We want to track and maybe explain the differences observed at every steps. Reference set up : For that we produce a reference data set with the trunk -r 12377 using the GYRE_PISCES configuration where top cpp_key has been removed. We run it on 120 time steps. The drag coefficient is zero. We XIOS output an averaged field every 5 days.

Step 1 : We print MAXVAL of error between both way to compute the vertical scale factors at each time step, note that we cancelled forcing (in the r12377 revision it should not change anything since water forcings such as run off and emp scale with the vertical).

error between proposed and former way to compute vertical scale factors at time kt = 1, 120, 85 e3t (1) 0.0000000000000000 3999.6591076268369 4.54747350886E-013 e3t (2) 5.68434188608E-014 5.11590769747E-013 4.54747350886E-013 e3w 4.64477238892E-007 6.13657050507E-006 5.27333801869E-006 gde3w 1.81898940354E-012 2.72848410531E-012 2.72848410531E-012

QUESTION : Why do we have such an error on the e3w scale factors ? It is not consistent with machine accuracy error. It seems to be related to the e3w_0 computation. How do we compute e3w_0 ? OK SOLVED ! THIS IS A KIND OF ERROR IN THE CODE !!! DUE TO THE FACT THAT E3W_0(jk) != 0.5 * ( E3T_0(jk) + E3T_0(jk-1) )…

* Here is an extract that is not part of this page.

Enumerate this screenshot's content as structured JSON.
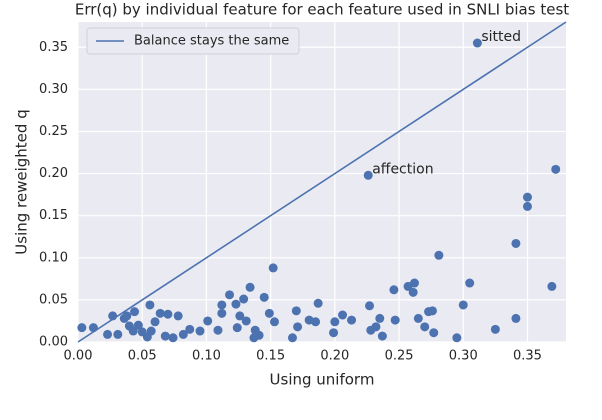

Step 2 : Change the code in domvvl turn into domqe. Duplicate step.F90 into steplf.F90 and call domqe routines inside.

We observe small errors but not errors at the truncature level as expected with the curent trunk version. This is due to the differences spotted above. WE CAN NO LONGER USE THE TRUNK PRODUCTION AS A REFERENCE…

Review

A successful review is needed to schedule the merge of this development into the future NEMO release during next Merge Party (usually in November).

Assessments:

  • Is the proposed methodology now implemented?
  • Are the code changes in agreement with the flowchart defined at preview step?
  • Are the code changes in agreement with list of routines and variables as proposed at preview step?
    If, not, are the discrepancies acceptable?
  • Is the in-line documentation accurate and sufficient?
  • Do the code changes comply with NEMO coding standards?
  • Is the development documented with sufficient details for others to understand the impact of the change?
  • Is the project literature (manual, guide, web, …) now updated or completed following the proposed summary in preview section?

Finding:

Is the review fully successful? If not, please indicate what is still missing


Once review is successful, the development must be scheduled for merge during next Merge Party Meeting.